Reputation: 3227
I have a general doubt. Suppose there is a git repo with master branch as development branch and you want to make some changes without effecting master branch and then you want to merge it later. What is the better approach?
Upvotes: 2
Views: 5241
Reputation: 2602
Forks can be a really good pattern for ‘public’ collaboration and experimentation, but when the intended use case is many people working toward a unified goal, branching tends to be a better fit
Hence
Choose option #1) branch - if you are working together in a team and developing software.

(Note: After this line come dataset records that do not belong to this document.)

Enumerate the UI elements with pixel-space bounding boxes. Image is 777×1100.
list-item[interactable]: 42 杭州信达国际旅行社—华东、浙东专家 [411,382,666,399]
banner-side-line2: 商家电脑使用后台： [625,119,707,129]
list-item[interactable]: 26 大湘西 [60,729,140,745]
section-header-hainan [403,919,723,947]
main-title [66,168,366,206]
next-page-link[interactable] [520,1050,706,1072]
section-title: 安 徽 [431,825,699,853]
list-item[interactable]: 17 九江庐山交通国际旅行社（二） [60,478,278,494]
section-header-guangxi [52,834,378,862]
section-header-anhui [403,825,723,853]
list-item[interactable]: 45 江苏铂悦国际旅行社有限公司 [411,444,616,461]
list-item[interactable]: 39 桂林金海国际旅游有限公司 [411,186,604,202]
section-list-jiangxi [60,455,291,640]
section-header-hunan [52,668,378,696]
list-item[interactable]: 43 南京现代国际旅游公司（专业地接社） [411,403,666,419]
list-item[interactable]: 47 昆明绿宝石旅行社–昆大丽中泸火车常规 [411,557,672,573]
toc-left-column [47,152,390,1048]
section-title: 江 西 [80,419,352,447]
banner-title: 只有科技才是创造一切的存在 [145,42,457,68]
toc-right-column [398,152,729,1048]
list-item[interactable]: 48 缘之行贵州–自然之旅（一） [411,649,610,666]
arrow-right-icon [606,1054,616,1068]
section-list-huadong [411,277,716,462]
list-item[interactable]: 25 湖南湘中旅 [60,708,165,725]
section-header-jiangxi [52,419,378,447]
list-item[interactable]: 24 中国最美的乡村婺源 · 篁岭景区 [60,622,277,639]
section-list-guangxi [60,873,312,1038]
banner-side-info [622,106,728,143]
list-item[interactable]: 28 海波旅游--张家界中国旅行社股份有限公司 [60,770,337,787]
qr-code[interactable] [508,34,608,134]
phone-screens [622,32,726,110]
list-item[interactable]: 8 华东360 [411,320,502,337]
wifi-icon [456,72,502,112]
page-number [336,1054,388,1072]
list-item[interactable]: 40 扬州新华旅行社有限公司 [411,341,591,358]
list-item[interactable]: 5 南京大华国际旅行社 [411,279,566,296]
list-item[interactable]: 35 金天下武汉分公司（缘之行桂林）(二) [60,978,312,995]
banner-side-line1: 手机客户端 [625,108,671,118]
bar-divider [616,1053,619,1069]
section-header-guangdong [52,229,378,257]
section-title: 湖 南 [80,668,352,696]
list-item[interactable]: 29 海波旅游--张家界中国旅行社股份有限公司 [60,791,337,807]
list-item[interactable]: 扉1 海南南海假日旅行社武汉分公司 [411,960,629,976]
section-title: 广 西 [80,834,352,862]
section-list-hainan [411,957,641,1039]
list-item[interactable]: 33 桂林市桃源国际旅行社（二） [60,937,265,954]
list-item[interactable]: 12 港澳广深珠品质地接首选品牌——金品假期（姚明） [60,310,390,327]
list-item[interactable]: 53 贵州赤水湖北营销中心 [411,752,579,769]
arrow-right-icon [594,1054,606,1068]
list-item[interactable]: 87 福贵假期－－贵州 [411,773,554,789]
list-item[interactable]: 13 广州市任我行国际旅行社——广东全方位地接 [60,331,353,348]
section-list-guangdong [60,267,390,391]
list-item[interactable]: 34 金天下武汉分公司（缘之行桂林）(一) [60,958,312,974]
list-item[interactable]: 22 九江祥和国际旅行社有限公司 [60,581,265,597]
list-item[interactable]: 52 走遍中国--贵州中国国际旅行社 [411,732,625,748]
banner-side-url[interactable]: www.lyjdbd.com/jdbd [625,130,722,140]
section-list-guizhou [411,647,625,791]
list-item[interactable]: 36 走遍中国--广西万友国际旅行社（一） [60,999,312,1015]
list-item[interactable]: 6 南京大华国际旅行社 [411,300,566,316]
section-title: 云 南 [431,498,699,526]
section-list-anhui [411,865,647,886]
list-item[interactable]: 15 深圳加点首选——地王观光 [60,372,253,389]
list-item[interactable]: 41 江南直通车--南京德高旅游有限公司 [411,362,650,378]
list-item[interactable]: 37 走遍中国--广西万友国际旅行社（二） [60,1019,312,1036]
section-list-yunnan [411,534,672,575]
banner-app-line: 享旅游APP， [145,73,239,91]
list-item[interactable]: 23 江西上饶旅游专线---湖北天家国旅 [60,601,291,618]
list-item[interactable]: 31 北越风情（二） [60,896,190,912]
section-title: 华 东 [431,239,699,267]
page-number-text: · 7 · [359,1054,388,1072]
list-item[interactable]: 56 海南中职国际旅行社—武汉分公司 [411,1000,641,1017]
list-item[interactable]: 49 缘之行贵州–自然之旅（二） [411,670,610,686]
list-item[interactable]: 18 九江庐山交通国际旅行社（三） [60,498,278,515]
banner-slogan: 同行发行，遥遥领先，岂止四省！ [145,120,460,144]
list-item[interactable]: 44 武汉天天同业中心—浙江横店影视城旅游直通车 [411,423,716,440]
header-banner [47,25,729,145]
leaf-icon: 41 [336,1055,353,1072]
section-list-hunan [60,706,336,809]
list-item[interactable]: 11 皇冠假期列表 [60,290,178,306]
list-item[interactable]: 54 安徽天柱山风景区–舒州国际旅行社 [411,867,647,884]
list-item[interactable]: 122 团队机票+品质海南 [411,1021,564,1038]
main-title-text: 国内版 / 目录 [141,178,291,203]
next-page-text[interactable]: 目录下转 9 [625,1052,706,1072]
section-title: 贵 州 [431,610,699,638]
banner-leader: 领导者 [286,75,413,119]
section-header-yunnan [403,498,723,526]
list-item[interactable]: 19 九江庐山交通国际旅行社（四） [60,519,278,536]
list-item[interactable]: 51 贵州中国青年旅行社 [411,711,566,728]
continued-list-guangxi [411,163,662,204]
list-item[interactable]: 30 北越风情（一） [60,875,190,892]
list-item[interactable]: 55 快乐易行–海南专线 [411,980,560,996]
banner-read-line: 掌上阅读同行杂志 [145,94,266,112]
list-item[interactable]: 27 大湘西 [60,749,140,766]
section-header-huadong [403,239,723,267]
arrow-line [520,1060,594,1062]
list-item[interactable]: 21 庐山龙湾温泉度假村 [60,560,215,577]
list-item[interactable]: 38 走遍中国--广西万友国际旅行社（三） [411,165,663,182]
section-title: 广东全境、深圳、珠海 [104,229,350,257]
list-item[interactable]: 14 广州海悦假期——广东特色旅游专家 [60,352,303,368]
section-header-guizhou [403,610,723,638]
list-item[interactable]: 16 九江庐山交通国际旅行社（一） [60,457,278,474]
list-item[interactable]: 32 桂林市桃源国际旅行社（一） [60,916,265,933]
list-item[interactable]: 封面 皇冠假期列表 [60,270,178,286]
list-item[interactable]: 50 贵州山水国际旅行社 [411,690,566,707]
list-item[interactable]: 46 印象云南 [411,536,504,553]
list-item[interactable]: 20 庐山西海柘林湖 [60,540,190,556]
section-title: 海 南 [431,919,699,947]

Choose option #2) fork - if you are going to contribute to any open-source projects.
Upvotes: 1
Reputation: 46
I would suggest the below strategic.
Master -->Production deployed one and source of all:
develop -->Always in-sync with Master
develop/Fork-->This branch should always in-sync with develop. You can enable this by mark the "Enable force sync" on Bitbucket Server.
Upvotes: 0
Reputation: 166
If you know for sure that you will end up merging with the master branch eventually and/or your change is relatively small (bug fixes, new features), then definitely make a new branch. Only make a fork if you are going to make vast changes that could potentially become a new project in itself. That's the rule of thumb that I follow (as it follows the basic project design meta of git), so I hope that helps.
Upvotes: 5
Reputation: 106
I would strongly suggest to create a new branch in the same repository. You do your work in this new branch until the new feature is complete. When it's finally complete, merge it back into master. This follows the design of git.
There really is no forking in it. There are only clones of the original. The more clones you create, the more complicated things become and the more work you have to do with pull requests to get the changes back into the original repository.